Medea Benjamin, co-founder of anti-war organization Code Pink, noted that the United States government consistently fails to criticize the lack of democracy in its allies, like Saudi Arabia, or the dictatorships it has installed and supported in Latin America for over a century – indeed, many of these it falsely labels as “democratic!”
The previous day, Benjamin dropped a banner during the Organization of American States meeting condemning Maduro, which read “OAS: Don’t Support a Coup in Venezuela.”
Benjamin described the U.S. and its puppet in the opposition, self-proclaimed-Interim President Juan Guaido, as setting Venezuela down “a dangerous path.” She described how the opposition in Venezuela was going door to door, trying to convince rank and file members of the military, as well as low-ranking officers, to defect to Guaido.
Only three congressmembers have made statements against the Trump administration’s move for regime change in Venezuela: Ro Khanna, Tulsi Gabbard and Ilhan Omar, Benjamin noted. She called on activists to “flood the halls of Congress” to demand they stand up for the principles of non-interventionism.
“If you truly care about people in Venezuela,” she said, “don’t support creating a civil war.”
“They’ve been trying for 18 years” to get rid of the Bolivarian revolution, D.C.-area solidarity activist Olivia Burlingame-Goumbri told the crowd of roughly 150 people.

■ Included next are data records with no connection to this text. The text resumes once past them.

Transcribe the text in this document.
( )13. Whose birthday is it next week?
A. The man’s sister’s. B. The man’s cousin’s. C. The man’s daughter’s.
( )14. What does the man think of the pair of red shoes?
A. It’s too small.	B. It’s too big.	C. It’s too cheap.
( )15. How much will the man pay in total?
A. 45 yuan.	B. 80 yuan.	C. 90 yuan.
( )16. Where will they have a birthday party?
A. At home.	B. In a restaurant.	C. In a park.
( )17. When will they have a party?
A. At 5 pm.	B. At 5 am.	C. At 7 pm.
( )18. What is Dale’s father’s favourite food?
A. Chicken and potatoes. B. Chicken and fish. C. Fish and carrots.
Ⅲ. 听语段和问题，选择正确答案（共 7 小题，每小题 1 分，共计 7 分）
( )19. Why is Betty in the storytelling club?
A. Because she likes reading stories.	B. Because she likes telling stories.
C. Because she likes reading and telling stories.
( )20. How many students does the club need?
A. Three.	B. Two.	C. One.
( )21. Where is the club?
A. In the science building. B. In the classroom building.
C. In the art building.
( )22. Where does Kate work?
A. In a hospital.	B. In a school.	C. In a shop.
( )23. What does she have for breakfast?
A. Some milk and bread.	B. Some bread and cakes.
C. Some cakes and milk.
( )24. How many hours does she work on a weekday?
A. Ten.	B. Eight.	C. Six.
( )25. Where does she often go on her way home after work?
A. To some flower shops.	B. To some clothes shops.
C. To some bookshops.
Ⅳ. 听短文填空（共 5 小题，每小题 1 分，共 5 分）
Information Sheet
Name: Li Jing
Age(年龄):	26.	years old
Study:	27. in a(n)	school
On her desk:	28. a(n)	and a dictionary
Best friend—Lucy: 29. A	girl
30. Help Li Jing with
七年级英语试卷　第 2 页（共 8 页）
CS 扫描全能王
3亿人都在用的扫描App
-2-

Journalist Max Blumenthal called Guaido’s government a “wikipedia-verified government,” denouncing it as “the most public, obvious, overt coup” in history. He added that Guaido is so unknown, even his own backers don’t know his name – Pompeo mispronounced it before the United Nations Security Council that day!

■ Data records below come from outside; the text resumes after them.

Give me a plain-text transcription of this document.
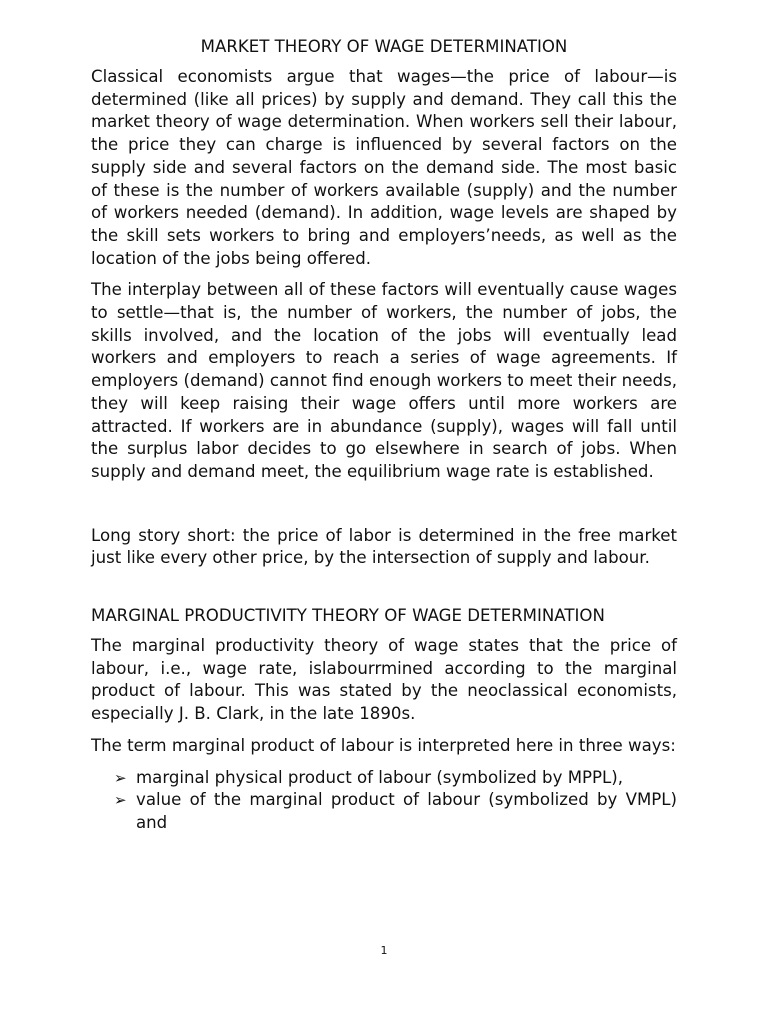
MARKET THEORY OF WAGE DETERMINATION

Classical economists argue that wages—the price of labour—is determined (like all prices) by supply and demand. They call this the market theory of wage determination. When workers sell their labour, the price they can charge is influenced by several factors on the supply side and several factors on the demand side. The most basic of these is the number of workers available (supply) and the number of workers needed (demand). In addition, wage levels are shaped by the skill sets workers to bring and employers’needs, as well as the location of the jobs being offered.

The interplay between all of these factors will eventually cause wages to settle—that is, the number of workers, the number of jobs, the skills involved, and the location of the jobs will eventually lead workers and employers to reach a series of wage agreements. If employers (demand) cannot find enough workers to meet their needs, they will keep raising their wage offers until more workers are attracted. If workers are in abundance (supply), wages will fall until the surplus labor decides to go elsewhere in search of jobs. When supply and demand meet, the equilibrium wage rate is established.

Long story short: the price of labor is determined in the free market just like every other price, by the intersection of supply and labour.

MARGINAL PRODUCTIVITY THEORY OF WAGE DETERMINATION

The marginal productivity theory of wage states that the price of labour, i.e., wage rate, islabourrmined according to the marginal product of labour. This was stated by the neoclassical economists, especially J. B. Clark, in the late 1890s.

The term marginal product of labour is interpreted here in three ways:

➢ marginal physical product of labour (symbolized by MPPL),
➢ value of the marginal product of labour (symbolized by VMPL) and
1
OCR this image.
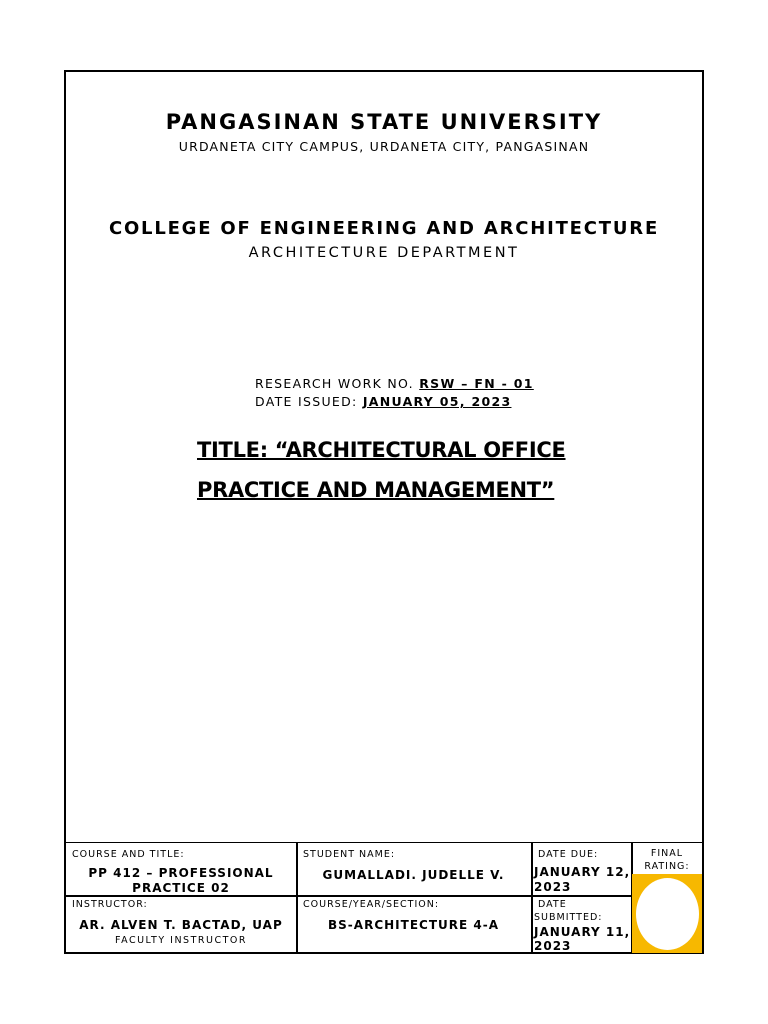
PANGASINAN STATE UNIVERSITY
URDANETA CITY CAMPUS, URDANETA CITY, PANGASINAN
COLLEGE OF ENGINEERING AND ARCHITECTURE
ARCHITECTURE DEPARTMENT
RESEARCH WORK NO. RSW – FN - 01
DATE ISSUED: JANUARY 05, 2023
TITLE: “ARCHITECTURAL OFFICE
PRACTICE AND MANAGEMENT”
COURSE AND TITLE:
PP 412 – PROFESSIONAL
PRACTICE 02
STUDENT NAME:
GUMALLADI. JUDELLE V.
DATE DUE:
JANUARY 12,
2023
FINAL
RATING:
INSTRUCTOR:
AR. ALVEN T. BACTAD, UAP
FACULTY INSTRUCTOR
COURSE/YEAR/SECTION:
BS-ARCHITECTURE 4-A
DATE
SUBMITTED:
JANUARY 11,
2023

But with the U.S. government building an international movement against Maduro’s democratically elected government, “the poor people in Caracas are looking to us,” Burlingame said, “we have to be clear the U.S. doesn’t have the right or duty” to intervene in Venezuela.
Indeed, solidarity actions by the PSL and others have been widely shared on Venezuelan social media, including by Maduro himself, in the days since the coup attempt began.

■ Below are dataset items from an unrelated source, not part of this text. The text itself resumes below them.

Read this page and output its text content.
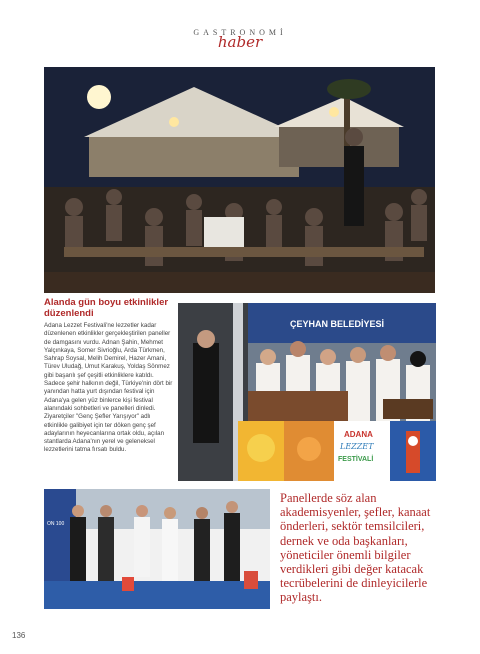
GASTRONOMİ
haber
Alanda gün boyu etkinlikler düzenlendi
Adana Lezzet Festivali'ne lezzetler kadar düzenlenen etkinlikler gerçekleştirilen paneller de damgasını vurdu. Adnan Şahin, Mehmet Yalçınkaya, Somer Sivrioğlu, Arda Türkmen, Sahrap Soysal, Melih Demirel, Hazer Amani, Türev Uludağ, Umut Karakuş, Yoldaş Sönmez gibi başarılı şef çeşitli etkinliklere katıldı. Sadece şehir halkının değil, Türkiye'nin dört bir yanından hatta yurt dışından festival için Adana'ya gelen yüz binlerce kişi festival alanındaki sohbetleri ve panelleri dinledi. Ziyaretçiler "Genç Şefler Yarışıyor" adlı etkinlikle galibiyet için ter döken genç şef adaylarının heyecanlarına ortak oldu, açılan stantlarda Adana'nın yerel ve geleneksel lezzetlerini tatma fırsatı buldu.
ÇEYHAN BELEDİYESİ
ADANA
LEZZET
FESTİVALİ
ON 100
Panellerde söz alan akademisyenler, şefler, kanaat önderleri, sektör temsilcileri, dernek ve oda başkanları, yöneticiler önemli bilgiler verdikleri gibi değer katacak tecrübelerini de dinleyicilerle paylaştı.
136
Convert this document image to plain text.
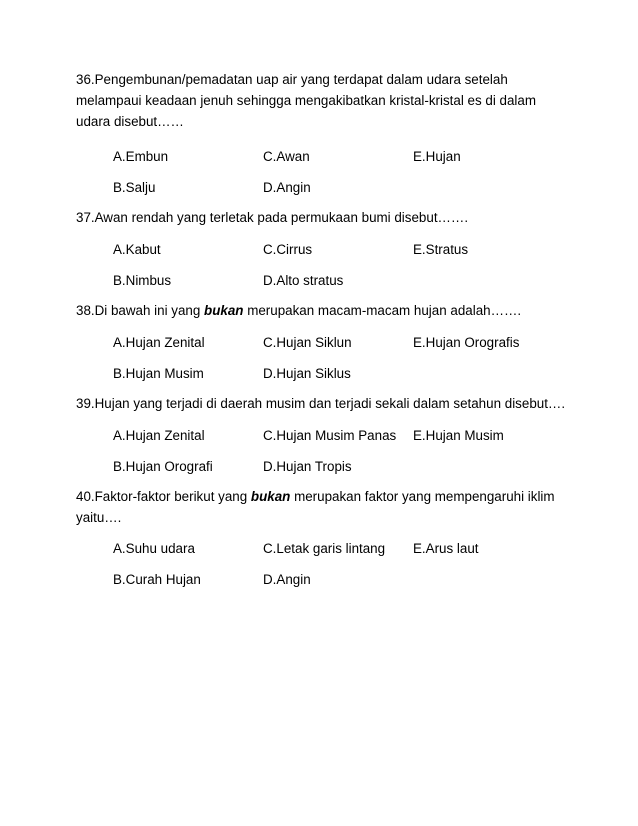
36.Pengembunan/pemadatan uap air yang terdapat dalam udara setelah
melampaui keadaan jenuh sehingga mengakibatkan kristal-kristal es di dalam
udara disebut……
A.Embun	C.Awan	E.Hujan
B.Salju	D.Angin
37.Awan rendah yang terletak pada permukaan bumi disebut…….
A.Kabut	C.Cirrus	E.Stratus
B.Nimbus	D.Alto stratus
38.Di bawah ini yang bukan merupakan macam-macam hujan adalah…….
A.Hujan Zenital	C.Hujan Siklun	E.Hujan Orografis
B.Hujan Musim	D.Hujan Siklus
39.Hujan yang terjadi di daerah musim dan terjadi sekali dalam setahun disebut….
A.Hujan Zenital	C.Hujan Musim Panas E.Hujan Musim
B.Hujan Orografi	D.Hujan Tropis
40.Faktor-faktor berikut yang bukan merupakan faktor yang mempengaruhi iklim
yaitu….
A.Suhu udara	C.Letak garis lintang E.Arus laut
B.Curah Hujan	D.Angin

Caroline from the DSA noted the U.S. has many illegitimate and undemocratic institutions of its own, from the unelected U.S. Supreme Court to gerrymandered Congressional districts that ensure a 98 percent reelection rate for representatives. PSL member Morgan Artyukhina recalled how the U.S. state has attacked the political opposition here, too: “Opposition candidates like Jill Stein weren’t even allowed to participate in the electoral debates. Jill Stein was arrested trying to get into one of the debates, how is that not shutting down the opposition?”
“When they say that there’s no democracy in Venezuela, I have to laugh, because they have a democracy there like we’ve never seen before,” they said, noting the deliberate cross-section of society represented in the Venezuelan Constituent Assembly, which is drafting a new constitution for the country. “I think the fact that there is this real, democratic movement happening in Venezuela is an interesting contrast to what is happening in Brazil … that’s the kind of people that these people are, they look at [Brazilian President Jair] Bolsonaro and say, ‘this is a good thing, this is what we want to do in Venezuela.’ That’s just monstrous to me and I hope that sounds monstrous to you, too.”
Brian Becker, National Director of the ANSWER Coalition, said, “The U.S. has no moral authority to preach about democracy.”
“We cannot be neutral in this class struggle,” he said, “we are either for the Bolivarian Revolution or against it.”